75 years of Bretton Woods: Time for a change
When the 730 delegates from all 44 countries fighting the Nazis and Imperial Japanese forces in World War II — the “Allied Nations” — met at the Mount Washington Hotel in Bretton Woods, N.H., on July 1, 1944, they were tasked with creating the post-war international financial infrastructure. The International Bank for Reconstruction and Development (the World Bank) and the International Monetary Fund (IMF) were founded to undergird future global economic relations.
Transparency was the mantra. Germany under Adolf Hitler had kept two sets of books for his national treasury — one that he showed the victors of World War I concerning reparation payments and one that he hid from them through which Germany was remilitarizing. The Allies wanted to avoid the dangers of economic nationalism that Hitler promoted. His government had engaged in fraudulent national bookkeeping. The Allies wanted to ensure that there would be openness in international finance going forward.
Economic relations had to be undertaken in concert, not through beggar-thy-neighbor policies. After all, the devaluation of the German Reichsmark and the rampant inflation that followed was in large part a driving force in bringing Hitler to power.
The financial order that emerged that summer was based on international economic cooperation and open markets. Economic nationalism was to be relegated to history. The IMF was tasked to promote stability of exchange rates and financial flows across national borders. The World Bank was designed to provide loans to build infrastructure, particularly to aid Europe as it emerged from the ashes of war, to assist in development and to ferment growth.
But three-quarters of a century is a long time to keep the same institutions doing the same things when the vagaries of globalization, with its free flow of capital, reduced barriers to trade and harmonization of customs and banking procedures have made a few people very wealthy and stunted equity growth, saddled developing economies with unsustainable debt and hampered progress for future generations in the developing world.
Added to that is the onset of new financial instruments such as distributed ledgers, cryptocurrencies and blockchain technology — all challenges to sovereignty, fiat currencies and national economic stability. Bitcoin, Ethereum and the many digital assets emerging out of regulatory sandboxes around permissive jurisdictions all over the globe move across international boundaries without the need for traditional intermediaries such as banks, insurance companies and brokerage firms. There is little transparency and much obfuscation of assets to avoid law enforcement officials, financial services regulators and national tax authorities.
Likewise, the China Development Bank and aggressive investment policies such as Xi Jinping’s Belt and Road Initiative have provided new challenges for the dominance of the Bretton Woods institutions in providing stability for the international economy. Little that the People’s Republic of China does is open for all to see.
Ditto for the world of international banking. With an estimated 8 percent of the world’s wealth illegally unreported and 10 percent of global domestic product hidden in tax havens, governments need to intensify efforts to pierce the banking secrecy laws of some countries. Arms dealers, drug traffickers and those institutions and professionals tasked with hiding these ill-gotten gains need to be held to account. At the very least, they should pay taxes.

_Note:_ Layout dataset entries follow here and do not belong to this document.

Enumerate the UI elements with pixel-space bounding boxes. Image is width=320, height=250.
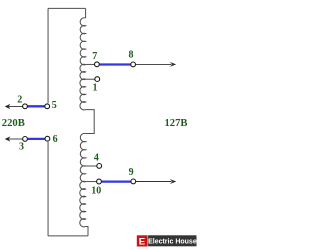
winding lower section a (4 turns) xyxy=(80,133,85,166)
svg-text:7: 7 xyxy=(92,51,97,62)
terminal 5 xyxy=(45,104,50,109)
wire link 2-5 (blue) xyxy=(28,105,45,107)
wire top horizontal xyxy=(48,7,86,9)
wire link 10-9 (blue) xyxy=(102,180,131,182)
terminal 3 xyxy=(23,137,28,142)
svg-text:3: 3 xyxy=(19,141,24,152)
svg-text:E: E xyxy=(139,236,146,247)
terminal 4 xyxy=(97,164,102,169)
terminal 7 xyxy=(95,62,100,67)
wire link 3-6 (blue) xyxy=(28,138,45,140)
winding upper section c (4 turns) xyxy=(80,79,86,110)
svg-text:220В: 220В xyxy=(2,118,25,129)
winding lower section b (2 turns) xyxy=(80,166,85,182)
arrowhead output 9 xyxy=(170,179,177,184)
terminal 1 xyxy=(95,77,100,82)
terminal 9 xyxy=(131,179,136,184)
winding lower section c (6 turns) xyxy=(80,181,86,227)
wire top coil lead-in xyxy=(85,8,87,18)
svg-text:9: 9 xyxy=(129,167,134,178)
svg-text:4: 4 xyxy=(94,153,99,164)
svg-text:6: 6 xyxy=(53,134,58,145)
wire bottom coil lead-out xyxy=(86,227,88,236)
wire output 9 xyxy=(136,181,172,183)
terminal 10 xyxy=(97,179,102,184)
svg-text:Electric House: Electric House xyxy=(148,239,197,246)
wire output 8 xyxy=(136,63,172,65)
tap wire to terminal 7 xyxy=(86,63,95,65)
wire input 3 xyxy=(9,138,23,140)
terminal 8 xyxy=(131,62,136,67)
wire jog between windings xyxy=(86,110,95,134)
wire left vertical lower xyxy=(47,142,49,236)
logo bar xyxy=(148,235,196,246)
svg-text:8: 8 xyxy=(129,50,134,61)
arrowhead output 8 xyxy=(170,62,177,67)
wire left vertical upper xyxy=(47,8,49,103)
wire input 2 xyxy=(9,106,23,108)
svg-text:2: 2 xyxy=(17,94,22,105)
tap wire to terminal 10 xyxy=(86,181,97,183)
svg-text:5: 5 xyxy=(52,100,57,111)
svg-text:127В: 127В xyxy=(165,118,188,129)
winding upper section b (2 turns) xyxy=(80,64,86,79)
tap wire to terminal 4 xyxy=(86,165,97,167)
svg-text:10: 10 xyxy=(91,186,101,197)
svg-text:1: 1 xyxy=(93,82,98,93)
winding upper section a (6 turns) xyxy=(80,18,85,65)
terminal 6 xyxy=(45,136,50,141)
tap wire to terminal 1 xyxy=(86,78,95,80)
wire bottom horizontal xyxy=(48,235,88,237)
terminal 2 xyxy=(23,104,28,109)
arrowhead input 2 xyxy=(5,104,11,109)
wire link 7-8 (blue) xyxy=(100,63,131,65)
arrowhead input 3 xyxy=(5,136,11,141)
logo red square xyxy=(137,235,148,246)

It is time to reset international banking relationships and provide rules for new forms of finance such as cryptocurrencies. At Bretton Woods 75 years ago, the world was still being ravaged by the horrors of war, but it was clear that fascism was in retreat. Today, with economic nationalism again rearing its ugly head, and the ongoing challenges to national economies such as cryptocurrency and criminal organizations influencing governments, the IMF and World Bank should work on updating their respective missions. The next five years will bring much change, let alone the next 75.
James Cooper is a professor of law at California Western School of Law where he teaches international trade law and directs the International Legal Studies Program. He has advised governments on disruptive technologies and blockchain companies on regulatory matters.